I probably shouldn’t have said that. We both knew it, anyway, but it made more sense to make her feel like she was doing this of her own free will. It enhanced her cooperative spirit, kept her from going into her corner, and me into mine, before we came out duking.
“Look, Wendy. A guy I’m looking at hard for complicity in murders and maybe something worse shows up dead before I can subpoena him to trial. A murder staged to look like a suicide. So we wouldn’t see it for what it is-more evidence of a cover-up.”
She knew all of this already. I was just trying to crystallize it for her. It was a guilt trip of the highest order. Here was the knockout punch:
“Doesn’t a guy who put his ass on the line for his country, and got totally messed up for doing so-doesn’t the government that sent him there at least owe it to him to take a careful look at the evidence before they put him in prison for life?”

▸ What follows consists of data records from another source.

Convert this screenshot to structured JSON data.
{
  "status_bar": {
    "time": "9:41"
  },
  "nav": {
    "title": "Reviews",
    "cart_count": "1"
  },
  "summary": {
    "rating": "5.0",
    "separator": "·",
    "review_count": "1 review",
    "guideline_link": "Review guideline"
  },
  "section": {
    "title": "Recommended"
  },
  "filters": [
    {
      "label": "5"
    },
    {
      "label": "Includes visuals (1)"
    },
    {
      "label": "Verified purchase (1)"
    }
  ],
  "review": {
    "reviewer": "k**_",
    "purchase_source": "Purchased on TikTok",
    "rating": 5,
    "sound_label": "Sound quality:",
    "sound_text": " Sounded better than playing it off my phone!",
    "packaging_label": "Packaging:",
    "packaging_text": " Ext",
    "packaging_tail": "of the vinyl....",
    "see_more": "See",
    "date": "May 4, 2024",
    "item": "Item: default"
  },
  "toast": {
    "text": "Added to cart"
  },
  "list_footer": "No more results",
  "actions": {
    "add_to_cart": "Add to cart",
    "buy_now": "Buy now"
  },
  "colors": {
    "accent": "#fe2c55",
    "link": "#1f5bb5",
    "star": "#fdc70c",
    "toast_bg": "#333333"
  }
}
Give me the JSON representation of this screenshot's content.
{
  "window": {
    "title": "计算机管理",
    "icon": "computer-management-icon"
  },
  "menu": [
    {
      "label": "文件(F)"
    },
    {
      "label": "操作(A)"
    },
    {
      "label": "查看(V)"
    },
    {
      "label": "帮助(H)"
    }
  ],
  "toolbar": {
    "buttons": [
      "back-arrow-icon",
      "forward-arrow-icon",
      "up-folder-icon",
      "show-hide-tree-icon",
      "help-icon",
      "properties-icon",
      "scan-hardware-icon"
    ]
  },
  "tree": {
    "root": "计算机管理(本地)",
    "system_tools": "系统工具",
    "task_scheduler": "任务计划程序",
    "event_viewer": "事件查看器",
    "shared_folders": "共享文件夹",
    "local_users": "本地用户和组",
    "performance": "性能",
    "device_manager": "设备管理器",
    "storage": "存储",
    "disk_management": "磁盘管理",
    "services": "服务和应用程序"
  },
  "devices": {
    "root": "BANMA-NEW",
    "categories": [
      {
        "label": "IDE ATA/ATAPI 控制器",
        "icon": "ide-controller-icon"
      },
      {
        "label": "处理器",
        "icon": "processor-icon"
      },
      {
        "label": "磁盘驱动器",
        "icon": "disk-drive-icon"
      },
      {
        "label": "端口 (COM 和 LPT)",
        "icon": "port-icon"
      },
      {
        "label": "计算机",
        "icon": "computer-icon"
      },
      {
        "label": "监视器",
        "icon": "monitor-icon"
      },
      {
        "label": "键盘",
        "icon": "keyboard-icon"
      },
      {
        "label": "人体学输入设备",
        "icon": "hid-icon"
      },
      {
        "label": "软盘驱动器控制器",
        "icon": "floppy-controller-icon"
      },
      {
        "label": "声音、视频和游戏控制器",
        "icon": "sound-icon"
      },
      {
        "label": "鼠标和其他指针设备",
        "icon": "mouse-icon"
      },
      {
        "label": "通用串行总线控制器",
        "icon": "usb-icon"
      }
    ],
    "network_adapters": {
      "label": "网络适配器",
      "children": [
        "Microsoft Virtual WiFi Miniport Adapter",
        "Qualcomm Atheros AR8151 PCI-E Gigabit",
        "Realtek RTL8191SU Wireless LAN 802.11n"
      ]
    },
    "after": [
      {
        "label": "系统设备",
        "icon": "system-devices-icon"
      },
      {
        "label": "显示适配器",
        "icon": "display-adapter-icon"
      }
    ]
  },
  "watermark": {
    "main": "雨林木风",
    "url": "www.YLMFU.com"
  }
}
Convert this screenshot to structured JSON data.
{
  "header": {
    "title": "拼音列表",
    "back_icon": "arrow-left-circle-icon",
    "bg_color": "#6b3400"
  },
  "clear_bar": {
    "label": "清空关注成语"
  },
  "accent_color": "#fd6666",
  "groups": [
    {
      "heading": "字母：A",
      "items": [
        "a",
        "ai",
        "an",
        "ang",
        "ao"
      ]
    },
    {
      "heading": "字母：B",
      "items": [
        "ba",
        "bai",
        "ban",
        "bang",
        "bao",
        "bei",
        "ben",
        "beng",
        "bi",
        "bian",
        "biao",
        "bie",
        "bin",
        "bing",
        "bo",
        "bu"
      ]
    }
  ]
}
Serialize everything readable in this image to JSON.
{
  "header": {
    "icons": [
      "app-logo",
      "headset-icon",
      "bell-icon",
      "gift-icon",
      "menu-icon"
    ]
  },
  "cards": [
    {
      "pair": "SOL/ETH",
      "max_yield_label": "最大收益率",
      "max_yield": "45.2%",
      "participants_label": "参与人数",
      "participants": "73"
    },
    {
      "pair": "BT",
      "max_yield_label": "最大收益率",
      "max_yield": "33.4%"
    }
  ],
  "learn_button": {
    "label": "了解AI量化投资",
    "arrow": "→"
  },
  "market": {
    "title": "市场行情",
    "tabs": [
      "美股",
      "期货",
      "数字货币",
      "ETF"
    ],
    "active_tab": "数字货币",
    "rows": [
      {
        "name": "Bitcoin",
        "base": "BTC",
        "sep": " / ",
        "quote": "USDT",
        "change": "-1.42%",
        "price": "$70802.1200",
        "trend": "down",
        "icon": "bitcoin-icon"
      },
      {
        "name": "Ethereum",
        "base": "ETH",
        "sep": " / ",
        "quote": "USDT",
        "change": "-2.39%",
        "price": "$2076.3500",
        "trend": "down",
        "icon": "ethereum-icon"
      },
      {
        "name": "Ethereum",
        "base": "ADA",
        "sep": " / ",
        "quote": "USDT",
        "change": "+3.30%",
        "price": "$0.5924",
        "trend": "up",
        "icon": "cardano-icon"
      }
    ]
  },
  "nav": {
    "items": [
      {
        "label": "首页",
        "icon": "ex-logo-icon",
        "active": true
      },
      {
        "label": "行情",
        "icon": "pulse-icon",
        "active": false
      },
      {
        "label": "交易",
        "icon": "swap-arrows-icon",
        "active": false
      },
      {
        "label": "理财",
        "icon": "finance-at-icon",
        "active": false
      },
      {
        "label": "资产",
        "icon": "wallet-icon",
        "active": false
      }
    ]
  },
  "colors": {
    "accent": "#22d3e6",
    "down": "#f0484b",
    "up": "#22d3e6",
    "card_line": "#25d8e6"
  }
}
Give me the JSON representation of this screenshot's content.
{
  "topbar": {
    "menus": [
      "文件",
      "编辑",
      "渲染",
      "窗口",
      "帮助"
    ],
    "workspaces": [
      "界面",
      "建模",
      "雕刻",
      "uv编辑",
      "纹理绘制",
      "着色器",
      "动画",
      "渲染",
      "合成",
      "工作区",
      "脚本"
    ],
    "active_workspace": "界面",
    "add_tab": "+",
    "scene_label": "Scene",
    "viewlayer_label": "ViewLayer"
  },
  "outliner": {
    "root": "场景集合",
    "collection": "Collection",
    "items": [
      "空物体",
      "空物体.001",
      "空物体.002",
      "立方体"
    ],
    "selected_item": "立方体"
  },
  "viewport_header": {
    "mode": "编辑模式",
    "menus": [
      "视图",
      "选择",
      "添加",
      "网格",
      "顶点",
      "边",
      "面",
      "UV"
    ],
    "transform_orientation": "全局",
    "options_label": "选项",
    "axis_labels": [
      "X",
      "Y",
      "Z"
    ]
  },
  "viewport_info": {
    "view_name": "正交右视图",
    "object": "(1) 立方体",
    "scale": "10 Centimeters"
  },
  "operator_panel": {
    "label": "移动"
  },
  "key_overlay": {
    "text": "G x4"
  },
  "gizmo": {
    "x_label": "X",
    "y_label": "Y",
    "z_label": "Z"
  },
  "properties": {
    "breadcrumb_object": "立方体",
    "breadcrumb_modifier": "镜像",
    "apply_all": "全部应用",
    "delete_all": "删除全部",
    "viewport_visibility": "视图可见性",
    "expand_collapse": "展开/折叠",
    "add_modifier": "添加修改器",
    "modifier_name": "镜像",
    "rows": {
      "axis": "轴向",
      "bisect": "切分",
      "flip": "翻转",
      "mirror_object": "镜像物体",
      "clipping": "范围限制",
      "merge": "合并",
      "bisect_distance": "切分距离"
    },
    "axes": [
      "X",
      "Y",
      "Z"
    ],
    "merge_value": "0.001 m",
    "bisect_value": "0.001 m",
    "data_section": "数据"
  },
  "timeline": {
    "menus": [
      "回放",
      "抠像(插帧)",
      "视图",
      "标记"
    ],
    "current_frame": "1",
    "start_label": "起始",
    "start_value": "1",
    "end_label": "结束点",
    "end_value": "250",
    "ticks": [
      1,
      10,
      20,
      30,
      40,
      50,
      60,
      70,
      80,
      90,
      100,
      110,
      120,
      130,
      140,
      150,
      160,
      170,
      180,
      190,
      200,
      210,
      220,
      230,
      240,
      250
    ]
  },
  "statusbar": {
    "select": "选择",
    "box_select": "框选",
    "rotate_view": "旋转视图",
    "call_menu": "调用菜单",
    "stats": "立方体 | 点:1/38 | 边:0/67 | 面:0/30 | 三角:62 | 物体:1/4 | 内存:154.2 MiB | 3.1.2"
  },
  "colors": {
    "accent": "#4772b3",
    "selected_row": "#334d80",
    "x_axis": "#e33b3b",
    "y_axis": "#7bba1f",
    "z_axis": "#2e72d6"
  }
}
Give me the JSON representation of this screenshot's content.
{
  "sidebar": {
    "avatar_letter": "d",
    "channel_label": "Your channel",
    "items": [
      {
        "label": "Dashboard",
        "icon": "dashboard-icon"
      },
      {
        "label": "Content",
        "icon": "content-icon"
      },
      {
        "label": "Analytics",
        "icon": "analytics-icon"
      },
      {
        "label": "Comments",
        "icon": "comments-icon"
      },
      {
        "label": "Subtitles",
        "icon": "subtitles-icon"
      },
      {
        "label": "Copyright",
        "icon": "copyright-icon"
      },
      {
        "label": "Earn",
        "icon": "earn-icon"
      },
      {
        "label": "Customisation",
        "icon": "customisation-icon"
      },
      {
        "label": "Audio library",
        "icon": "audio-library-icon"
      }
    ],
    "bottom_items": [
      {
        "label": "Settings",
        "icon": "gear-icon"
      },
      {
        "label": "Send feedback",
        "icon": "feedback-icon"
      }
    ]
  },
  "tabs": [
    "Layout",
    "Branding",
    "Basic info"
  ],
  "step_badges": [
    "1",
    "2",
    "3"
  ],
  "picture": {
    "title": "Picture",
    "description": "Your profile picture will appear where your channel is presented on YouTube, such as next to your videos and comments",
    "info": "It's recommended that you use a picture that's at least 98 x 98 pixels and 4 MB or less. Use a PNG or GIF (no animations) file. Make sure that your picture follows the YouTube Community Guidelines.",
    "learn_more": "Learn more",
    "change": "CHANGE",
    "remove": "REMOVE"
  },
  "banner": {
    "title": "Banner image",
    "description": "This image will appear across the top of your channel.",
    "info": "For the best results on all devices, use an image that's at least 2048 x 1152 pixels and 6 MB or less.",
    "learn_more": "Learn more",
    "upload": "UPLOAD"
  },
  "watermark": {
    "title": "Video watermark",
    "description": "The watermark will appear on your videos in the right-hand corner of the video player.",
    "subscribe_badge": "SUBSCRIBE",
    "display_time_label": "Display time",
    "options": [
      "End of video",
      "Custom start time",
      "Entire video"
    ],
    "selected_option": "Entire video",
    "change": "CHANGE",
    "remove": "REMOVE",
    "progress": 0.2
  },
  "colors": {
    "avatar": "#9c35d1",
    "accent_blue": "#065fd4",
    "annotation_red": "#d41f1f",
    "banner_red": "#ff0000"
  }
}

“Okay.” She waved him off. “That’s quite enough. You have a theory, I have mine. I still believe that your guy is the doer. You don’t. Fine. Let’s go to war. If I wasn’t ready for trial, I don’t think your shoulder would be available to cry on.”
“Our jobs are different, and you know it. You have a higher obligation.”
She pointed a finger at me. “Don’t you ever again tell me what my obligation is, Jason. I’m sick of your preaching. I’ve got my guy and I’ve got my case. I’ll let the judge decide about continuances or mistrials. I got you access to this information about the autopsy, and now you have it. I’ve gone over and above. Now do your job, and I’ll do mine.”
She walked off in a huff. I’d never seen her so angry. But it was still time well spent. I didn’t get what I wanted from her, but I knew she would keep thinking about it. However much I was getting under her skin, she was right-she did know her obligation, and it was higher than winning a case. It was about justice. I still held out hope she’d take my side tomorrow morning.